Un día, después de nuestro reconocimiento sobre Mons y Charleroi, Jackson vio una máquina Taube alemana. Yo también la había visto, habíamos hecho nuestro trabajo y no quería pelear, pero Jackson consiguió convencerme. Cambié el rumbo y, al pasar el Taube, Jackson hizo dos disparos con el rifle. Nos dimos la vuelta y pasamos otra vez, sin resultado. Esto sucedió tres o cuatro veces.
Entonces Jackson me preguntó:
-¿Tienes un revólver?, mi munición se ha agotado.
-Sí —contesté— pero ninguna munición.
Jackson me apremió:
-Dámelo, amigo, y esta vez vuela tan cerca de él como sea posible.
Así lo hice y, para mi sorpresa, cuando llegamos frente al Taube, Jackson, con mi revólver cogido por el cañón, lo lanzó hacia su hélice. Por supuesto falló, pero con el honor satisfecho nos volvimos a casa.

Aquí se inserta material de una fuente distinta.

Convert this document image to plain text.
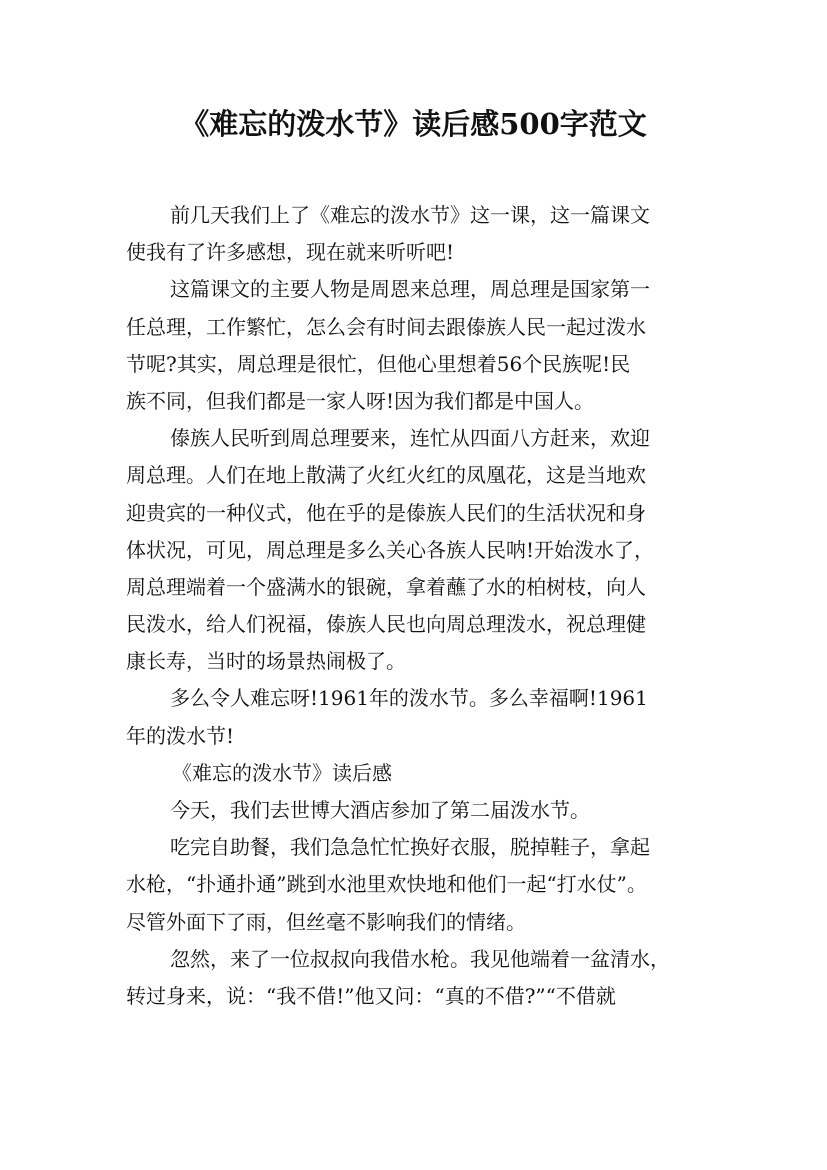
《难忘的泼水节》读后感500字范文
前几天我们上了《难忘的泼水节》这一课，这一篇课文
使我有了许多感想，现在就来听听吧!
这篇课文的主要人物是周恩来总理，周总理是国家第一
任总理，工作繁忙，怎么会有时间去跟傣族人民一起过泼水
节呢?其实，周总理是很忙，但他心里想着56个民族呢!民
族不同，但我们都是一家人呀!因为我们都是中国人。
傣族人民听到周总理要来，连忙从四面八方赶来，欢迎
周总理。人们在地上散满了火红火红的凤凰花，这是当地欢
迎贵宾的一种仪式，他在乎的是傣族人民们的生活状况和身
体状况，可见，周总理是多么关心各族人民呐!开始泼水了，
周总理端着一个盛满水的银碗，拿着蘸了水的柏树枝，向人
民泼水，给人们祝福，傣族人民也向周总理泼水，祝总理健
康长寿，当时的场景热闹极了。
多么令人难忘呀!1961年的泼水节。多么幸福啊!1961
年的泼水节!
《难忘的泼水节》读后感
今天，我们去世博大酒店参加了第二届泼水节。
吃完自助餐，我们急急忙忙换好衣服，脱掉鞋子，拿起
水枪，“扑通扑通”跳到水池里欢快地和他们一起“打水仗”。
尽管外面下了雨，但丝毫不影响我们的情绪。
忽然，来了一位叔叔向我借水枪。我见他端着一盆清水，
转过身来，说：“我不借!”他又问：“真的不借?”“不借就
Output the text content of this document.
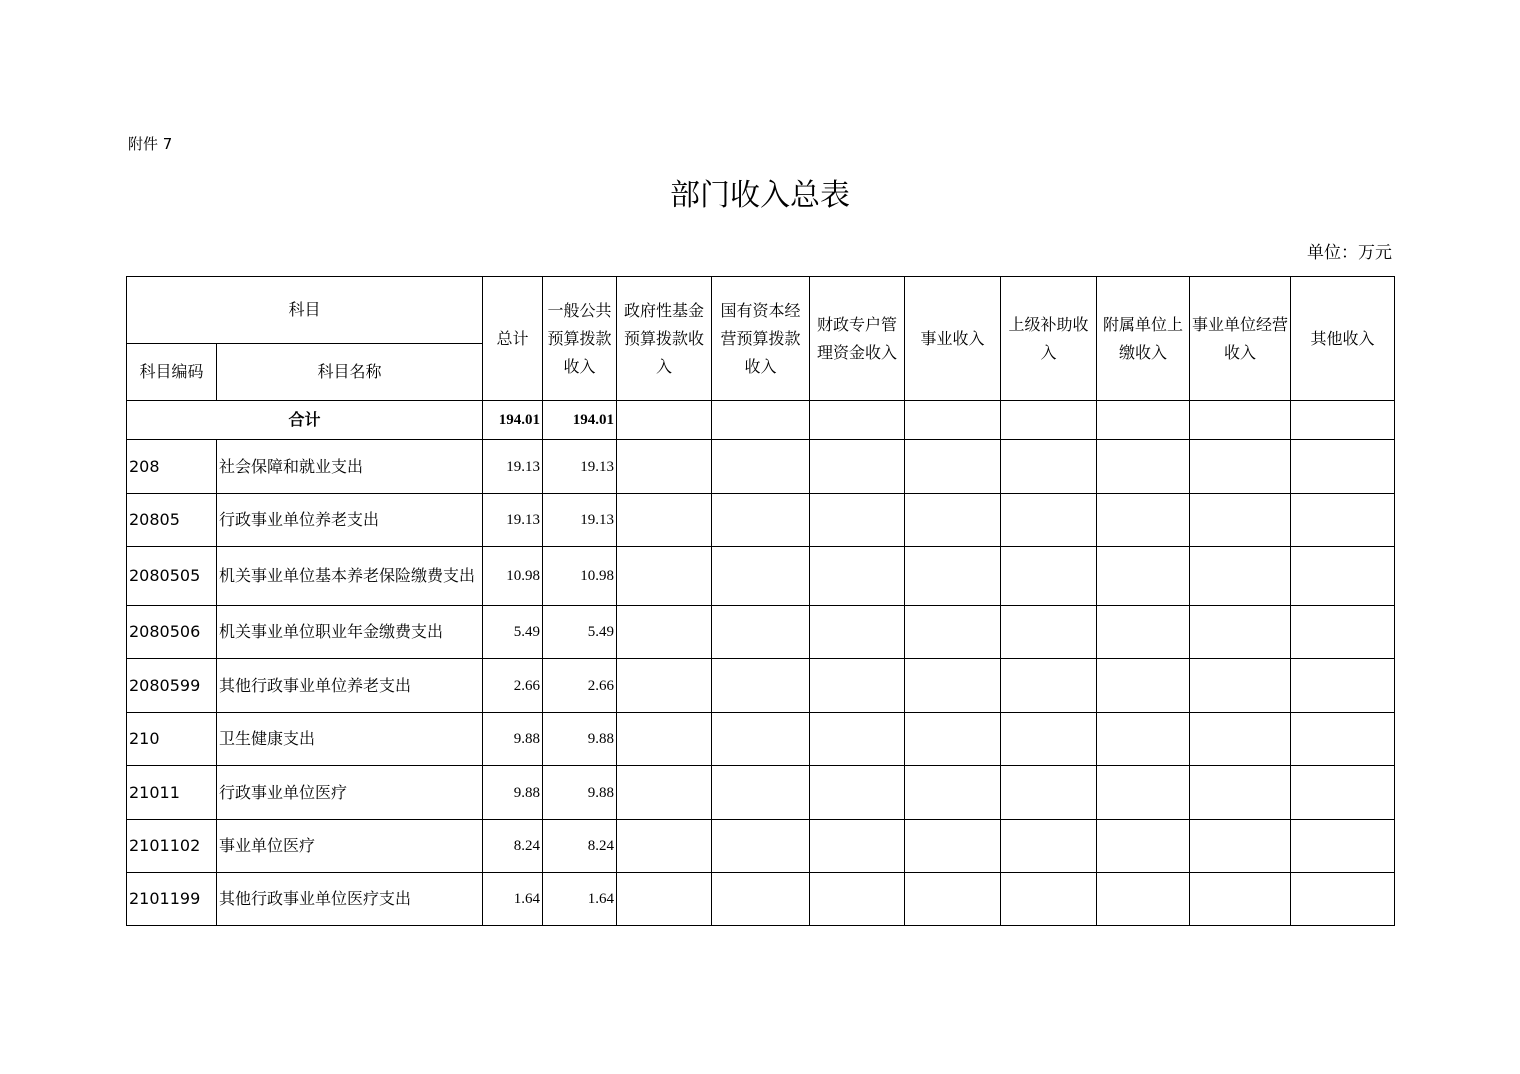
附件 7
部门收入总表
单位：万元
科目		总计	一般公共预算拨款收入	政府性基金预算拨款收入	国有资本经营预算拨款收入	财政专户管理资金收入	事业收入	上级补助收入	附属单位上缴收入	事业单位经营收入	其他收入
科目编码	科目名称										
合计		194.01	194.01								
208	社会保障和就业支出	19.13	19.13								
20805	行政事业单位养老支出	19.13	19.13								
2080505	机关事业单位基本养老保险缴费支出	10.98	10.98								
2080506	机关事业单位职业年金缴费支出	5.49	5.49								
2080599	其他行政事业单位养老支出	2.66	2.66								
210	卫生健康支出	9.88	9.88								
21011	行政事业单位医疗	9.88	9.88								
2101102	事业单位医疗	8.24	8.24								
2101199	其他行政事业单位医疗支出	1.64	1.64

Los pilotos se las arreglaban como podían. Algunos lanzaban piedras, ladrillos e incluso granadas de mano cuando volaban sobre sus adversarios. Otros, como el ruso Alexander Kazakov, llegó a equipar su avión con un garfio con el que intentaba arponear a sus rivales.

Alexander Kazakov y su garfio

El intercambio de insultos y gestos con las manos y las maniobras de vuelo intimidatorias también eran muy frecuentes

El paso definitivo en la transformación del aeroplano en máquina de guerra se produce con la instalación de la ametralladora. En los biplazas es el observador el que la maneja. En los monoplazas el arma se monta, o bien en las alas de la aeronave, obligando al piloto a la difícil tarea de gobernar el avión al mismo tiempo que tira de unos hilos para disparar la ametralladora, o bien sobre el piloto, con un ángulo de inclinación de 45 grados para que los disparos no interfieran en la hélice. El piloto francés Roland Garros montó unas planchas dobladas de acero sobre las hélices para así poder disparar de frente, desviando los impactos que golpean en la hélice. Más tarde, este sistema fue mejorado para los aviones alemanes por el ingeniero holandés Anthony Fokker, cuando montó en el morro de sus «Fokker» una ametralladora fija con un sincronizador, de tal modo que se pueda disparar a través del arco de la hélice en movimiento sin que las balas impacten en sus palas. Además del problema de la sincronización, que debía ser perfecta, tenía otro añadido al  tener que apuntar dirigiendo al morro del avión hacia el blanco, en lugar de apuntar el arma de forma independiente.

A partir de este momento, la supremacía aérea fue oscilando de uno a otro bando hasta el final del conflicto a medida que cada uno desarrollaba sus propios avances tecnológicos, dando paso a nuevos y mejor equipados modelos de aviones. El avión ya no era sólo un observador de la guerra; ahora participaba en ella de pleno derecho.

Fuente: ¡Fuego a discreción!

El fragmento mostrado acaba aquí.